Болгария. Плевна. 5 октября 1877 года.

«Дело, за которое взялся за оружие миролюбивейший из монархов, наш августейший государь, дело правое, на котором лежит благословение Божие. Оно будет славно окончено... Скоро и нам предстоит боевое испытание, прошу всем об этом знать и крепить дух молитвою и размышлением, чего требует от нас долг, присяга и честь имени русского...»

Адрианополь. 10 января 1878 года.

«Поздравляю вверенные мне храбрые войска с занятием второй столицы Турции. Вашею выносливостью, терпением, храбростью приобретен этот успех... Порадовали вы государя‑императора, порадовали вы нашего августейшего вождя, порадовали всю Россию».

Селение св. Георгия. 22 февраля 1878 года.

«Отныне мы стоим здесь в стране дружественной. Отношения наши к побежденному народу должны быть не только законно‑правильными, но и великодушными, ибо храброе русское войско искони не умело бить лежачего... Я убежден, что вверенные мне храбрые войска не помрачат своей бессмертной славы».

Приказы Скобелева даже сугубо штатские люди знали наизусть, фразы, заимствованные из них, легли в основу бессчетного числа выпускных работ учащихся кадетских корпусов и слушателей академий. Так был заложен первый камень в осмысление скобелевской «науки побеждать». Как показало время, притягательность ее не уменьшалась, а наоборот, росла год от года. На фоне множества работ и исследований феномена Скобелева труды С. Гершельмана «Нравственный элемент в руках опытного военачальника» и А. Зайончковского «Наступательный бой по опыту действий генерала Скобелева» стали подлинным событием. В них предстал образ отважного воина, наделенного незаурядным полководческим даром. Скобелев обогатил русскую военную мысль не только новыми тактическими приемами в наступательных и оборонительных сражениях, но и принципиально новым пониманием роли психологических факторов в войне. Скобелев возвеличил имя русского солдата, проторил дорогу к его сердцу, заразил своим неиссякаемым оптимизмом сотни последователей, начертал пути, которым должны были следовать вооруженные силы России.
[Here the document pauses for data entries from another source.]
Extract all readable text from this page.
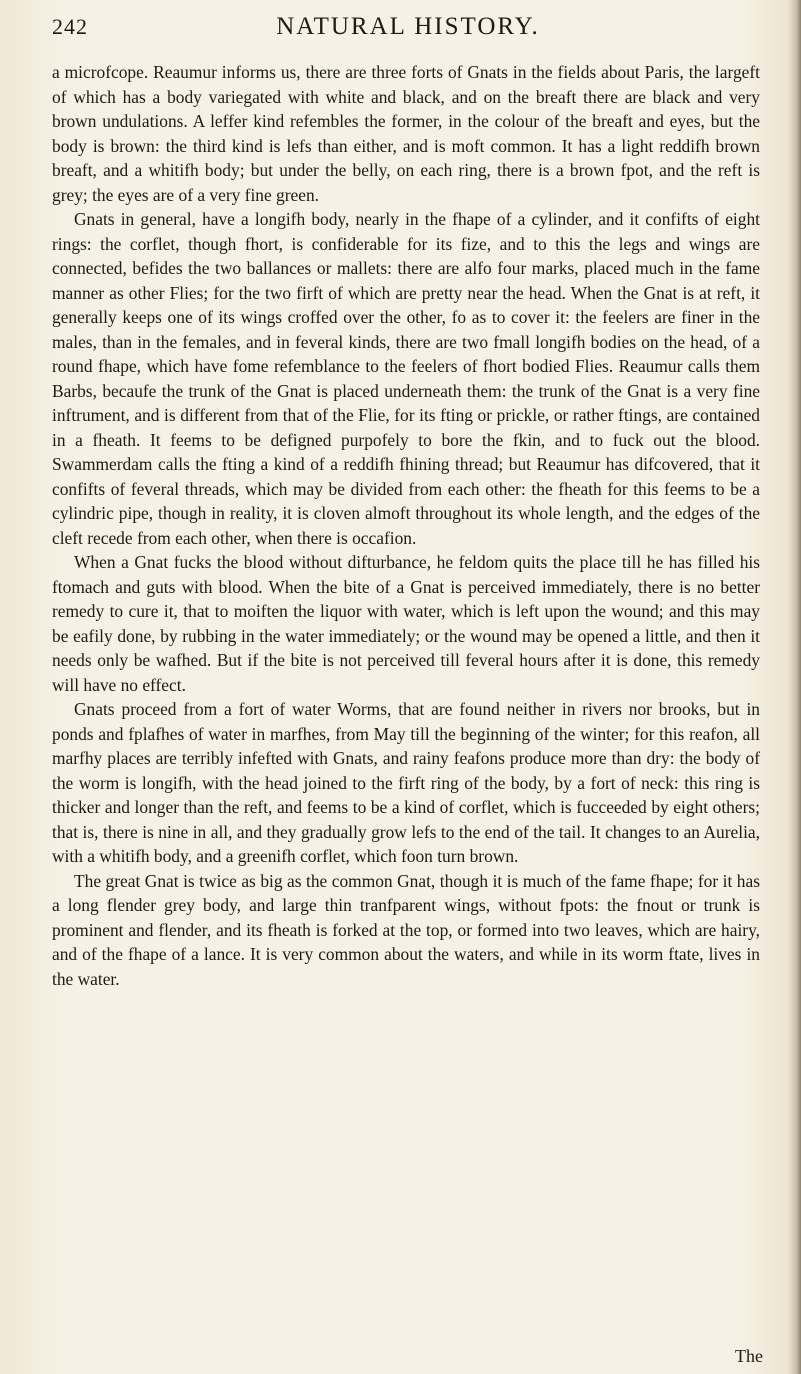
242	NATURAL HISTORY.

a microfcope. Reaumur informs us, there are three forts of Gnats in the fields about Paris, the largeft of which has a body variegated with white and black, and on the breaft there are black and very brown undulations. A leffer kind refembles the former, in the colour of the breaft and eyes, but the body is brown: the third kind is lefs than either, and is moft common. It has a light reddifh brown breaft, and a whitifh body; but under the belly, on each ring, there is a brown fpot, and the reft is grey; the eyes are of a very fine green.

Gnats in general, have a longifh body, nearly in the fhape of a cylinder, and it confifts of eight rings: the corflet, though fhort, is confiderable for its fize, and to this the legs and wings are connected, befides the two ballances or mallets: there are alfo four marks, placed much in the fame manner as other Flies; for the two firft of which are pretty near the head. When the Gnat is at reft, it generally keeps one of its wings croffed over the other, fo as to cover it: the feelers are finer in the males, than in the females, and in feveral kinds, there are two fmall longifh bodies on the head, of a round fhape, which have fome refemblance to the feelers of fhort bodied Flies. Reaumur calls them Barbs, becaufe the trunk of the Gnat is placed underneath them: the trunk of the Gnat is a very fine inftrument, and is different from that of the Flie, for its fting or prickle, or rather ftings, are contained in a fheath. It feems to be defigned purpofely to bore the fkin, and to fuck out the blood. Swammerdam calls the fting a kind of a reddifh fhining thread; but Reaumur has difcovered, that it confifts of feveral threads, which may be divided from each other: the fheath for this feems to be a cylindric pipe, though in reality, it is cloven almoft throughout its whole length, and the edges of the cleft recede from each other, when there is occafion.

When a Gnat fucks the blood without difturbance, he feldom quits the place till he has filled his ftomach and guts with blood. When the bite of a Gnat is perceived immediately, there is no better remedy to cure it, that to moiften the liquor with water, which is left upon the wound; and this may be eafily done, by rubbing in the water immediately; or the wound may be opened a little, and then it needs only be wafhed. But if the bite is not perceived till feveral hours after it is done, this remedy will have no effect.

Gnats proceed from a fort of water Worms, that are found neither in rivers nor brooks, but in ponds and fplafhes of water in marfhes, from May till the beginning of the winter; for this reafon, all marfhy places are terribly infefted with Gnats, and rainy feafons produce more than dry: the body of the worm is longifh, with the head joined to the firft ring of the body, by a fort of neck: this ring is thicker and longer than the reft, and feems to be a kind of corflet, which is fucceeded by eight others; that is, there is nine in all, and they gradually grow lefs to the end of the tail. It changes to an Aurelia, with a whitifh body, and a greenifh corflet, which foon turn brown.

The great Gnat is twice as big as the common Gnat, though it is much of the fame fhape; for it has a long flender grey body, and large thin tranfparent wings, without fpots: the fnout or trunk is prominent and flender, and its fheath is forked at the top, or formed into two leaves, which are hairy, and of the fhape of a lance. It is very common about the waters, and while in its worm ftate, lives in the water.

The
«Насколько я понимаю, – писал Скобелев в одном из своих сочинений, – в русской армии можно o опираться или на сердце, или на дисциплину в строгом ее проявлении...» Скобелеву по природе было чуждо надоедливое менторство, и потому он считал «нравственный элемент» необъяснимым понятием. «Трудно дать указание, как подметить, в каком настроении часть в данную минуту. Это, как все на войне, зависит от обстоятельств... Несомненно, раз офицер подметит, что пульс части бьется слабее, он обязан принять меры... Какие средства он подыщет? Это дело каждый молодец решай на свой образец...»

По сути, Скобелев предлагает как можно глубже, не жалея сил и времени, вникать в психологию солдата и воинского коллектива. Понадобилось не один десяток лет, прежде чем взгляды Скобелева сформировались в науку – военную психологию. Изучение «состояния нервов войск» своих и противника стало ее краеугольным камнем.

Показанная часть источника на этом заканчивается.